The Movie Waffler Arrow Video FrightFest 2018 Review - FRIGHT FEST | The Movie Waffler

Sponsor

Arrow Video FrightFest 2018 Review - FRIGHT FEST

fright fest review
An asylum reopened as a Halloween attraction becomes a killing ground.

Review by Eric Hillis

Directed by: Ante Novakovic

Starring: Dylan Walsh, Madison McKinley, Romeo Miller, Mercy Malick,  Ashley Blankenship

fright fest movie poster


Fittingly enough, director Ante Novakovic's slasher throwback Fright Fest received its world premiere at Arrow Video FrightFest. However, the title doesn't refer to any horror movie festival, rather to the American (and increasingly, worldwide) tradition of turning abandoned buildings into spooky attractions come Halloween time (as seen in such recent documentaries as The American Scream and Spookers).


fright fest review

Like Georges Franju's offbeat 1961 thriller Spotlight on a Murderer, Fright Fest features a killer knocking off the guests and hosts of an abandoned building turned wannabe tourist attraction. Desperate for re-election, the mayor of a small town decides to win the votes of his populace by turning the town's long disused asylum into an elaborate Halloween attraction. Hired to oversee the project is Spencer Crowe (Dylan Walsh), a once respected cult horror movie director who thanks to his various vices, hasn't had a paid gig in four years.

Crowe and his long suffering but bafflingly loyal assistant Finkle (Pancho Moler, whose stature is uncomfortably the subject of a few too many jokes) do an impressive job of filling the asylum's rooms and corridors with all manner of ghastly delights, and the local gorehounds flock to the site. All is going swimmingly until a drunk-driving Crowe causes a van transporting dangerous inmates to crash, killing everyone except two of its psychopathic passengers, who make their way to the renovated asylum and transform a night of fake scares into an all too real bloodbath.


fright fest review

Fright Fest boasts a winning premise with most of the ingredients for a successful slasher - a claustrophobic and confined location, a scary villain and plenty of potential victims. What it doesn't have however is that key component of the genre - a 'final girl' (or boy) whose shoes the audience can tread in, immersing them in the horror. For most of its running time, Fright Fest simply has an indeterminate number of redshirts slaughtered, never allowing us to spend any time with a character that might be considered the film's protagonist, and it's only in the last 10 minutes that someone steps up to claim the final girl role, if only through a process of elimination.

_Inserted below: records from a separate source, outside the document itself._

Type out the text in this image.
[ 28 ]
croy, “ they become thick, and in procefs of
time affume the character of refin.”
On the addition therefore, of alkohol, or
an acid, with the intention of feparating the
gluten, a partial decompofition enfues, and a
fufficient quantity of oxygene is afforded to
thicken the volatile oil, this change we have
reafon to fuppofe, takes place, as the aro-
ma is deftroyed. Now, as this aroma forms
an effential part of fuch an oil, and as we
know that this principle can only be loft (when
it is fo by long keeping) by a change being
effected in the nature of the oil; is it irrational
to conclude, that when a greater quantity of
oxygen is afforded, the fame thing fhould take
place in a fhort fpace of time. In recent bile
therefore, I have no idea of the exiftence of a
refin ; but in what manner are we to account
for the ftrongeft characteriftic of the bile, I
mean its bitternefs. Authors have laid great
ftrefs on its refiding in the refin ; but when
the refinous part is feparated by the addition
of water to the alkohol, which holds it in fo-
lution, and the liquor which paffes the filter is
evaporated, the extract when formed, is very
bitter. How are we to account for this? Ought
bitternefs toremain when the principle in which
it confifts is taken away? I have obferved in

There's also a distinct lack of tension and suspense as Novakovic stages the action in uninspired fashion. The director never establishes the geography of his film's location, and as a result we never know where the killer is in relation to his potential victims, which removes the sort of "don't open that door/turn into that corridor" moments that should be the bread and butter of this sort of movie. There's a bank of CCTV screens surveying the entirety of the asylum, which used well could have given us some nail-biting Hitchcockian moments, but Novakovic completely neglects this element.


fright fest review

What Fright Fest does have is a doozy of a bad guy, and I don't mean the faceless psycho stalking the converted asylum, rather Crowe, the cowardly sleazebag filmmaker played with such relish by Nip/Tuck star Walsh. Locking himself away in his attraction's makeshift control room, Crowe records the mayhem with the cameras he has hidden around the institution, planning to edit the footage into a gruesome Faces of Death style compilation - his greatest cinematic achievement. Walsh is clearly having a blast in the role and his manic presence goes a long way to papering over the cracks in a film that largely squanders its premise.

Fright Fest will receive a home entertainment release in 2019 courtesy of FrightFest Presents.